Firtash’s decisive breakthrough came in the middle of 2012, when Gaztek, a company linked to the oligarch, bought shares of 13 gas supplying companies from the state within two months. For all of it, the company paid Hr 326 million or less than $50 million. As it turned out later, Gaztek employed only two people, although the company owned assets worth Hr 1 billion.
The privatization of regional gas distributors was preceded by a generous gift from the state. It wrote off all the debts of these companies — $3 billion at that rate — before private investors were brought into the company.
As of 2016 and until now, Dmytro Firtash and his partners control over 70 percent of the gas supply to the population.
Initially, Firtash’s idea was to bring the regional gas distributors under the umbrella of his joint company with Naftogaz and Gazprom — a Ukrainian subsidiary of RosUkrEnergo, UkrGazEnergo. But Firtash turned out to be cunning — instead of doing that, he took the domestic consumers for himself. This gave him both leverage over authorities and a source of unaccounted gas for his chemical plants.
Firtash today
While he was making good money at home, Firtash got into trouble overseas. He became the second oligarch in the history of Ukraine, after Pavlo Lazarenko, to be indicted by the U.S. authorities. He was arrested in Vienna in March 2014.
He spent nine days in custody and was released on the bail of 125 million euros, the highest in Austrian history. The bail was paid by the Russian billionaire Vasily Anisimov, who happened to be a friend of Arkady Rotenberg. Rotenberg is not just a member of Putin’s inner circle and his judo sparring partner, but also had lent Firtash huge sums of money to buy chemical plants in Ukraine, and was his senior partner in this business.
Firtash hired an army of lawyers. Firtash’s defense team was led by former Austrian Justice Minister Dieter Boehmdorfer. The public rehabilitation plan for Firtash was written by Paul Manafort, who a few years earlier had consulted him on the purchase of real estate in America, an $885 mil-lion plot of land in New York City on which the Drake Hotel was located.

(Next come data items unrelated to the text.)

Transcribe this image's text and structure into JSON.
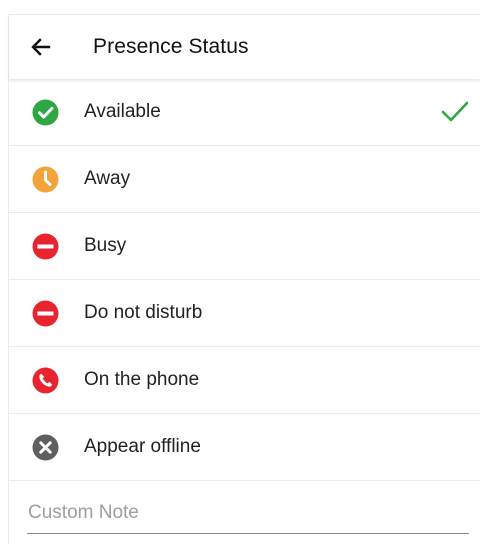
{
  "header": {
    "title": "Presence Status",
    "back_icon": "arrow-left-icon"
  },
  "statuses": [
    {
      "label": "Available",
      "icon": "check-circle-icon",
      "color": "#2ea642",
      "selected": true
    },
    {
      "label": "Away",
      "icon": "clock-icon",
      "color": "#f4a23a",
      "selected": false
    },
    {
      "label": "Busy",
      "icon": "minus-circle-icon",
      "color": "#e8242f",
      "selected": false
    },
    {
      "label": "Do not disturb",
      "icon": "minus-circle-icon",
      "color": "#e8242f",
      "selected": false
    },
    {
      "label": "On the phone",
      "icon": "phone-icon",
      "color": "#e8242f",
      "selected": false
    },
    {
      "label": "Appear offline",
      "icon": "x-circle-icon",
      "color": "#5f5f5f",
      "selected": false
    }
  ],
  "selected_check_color": "#2ea642",
  "custom_note": {
    "placeholder": "Custom Note",
    "value": ""
  }
}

In 2019, Firtash decided to do Rudy Giuliani a favor by launching a dirt-digging campaign for Donald Trump’s rival Joe Biden. The oligarch secured an affidavit in Austria from former Attorney General Viktor Shokin, who said exactly what Giuliani wanted to hear: that Shokin was allegedly fired from his post under pressure from Biden, who wanted to block the investigation of his son Hunter in Ukraine.
Giuliani subsequently used this testimony heavily in a propaganda campaign for the 2020 U.S. presidential election. Later, Giuliani’s friends Joe DiGenova and Victoria Toensing started working with Firtash as advocates.
At the end of the day, it did not bring Firtash any success. Biden got elected. And the U.S. authori-ties continue to push for Firtash’s extradition.
And now is a good moment for Ukraine to take down another robber baron and add Firtash’s name to the list that now includes Medvedchuk and Kolomoisky.
The state still has a trump card up its sleeve: It can deploy the National Security and Defense Council to give the control of all regional gas distributors back to Naftogaz, and arrange a concession tender for them. This will deprive Firtash of his monopoly and leave him with nothing but the offices of the regional gas companies.
This would be tantamount to declaring war on one of the big clans, which is represented by lawmakers and the media weapon, the Inter TV channel. As the enemy of the state has been weakened and there is a great demand for justice in the society, it means that now is the best moment for such a special operation.
Sergii Leshchenko, the former deputy chief editor of Ukrainska Pravda, was a member of Ukraine’s parliament, serving from October 2014 as part of ex-President Petro Poroshenko’s Bloc. He lost his re-election bid in the July 21, 2019, parliamentary race. He started writing columns for the Kyiv Post in October 2019.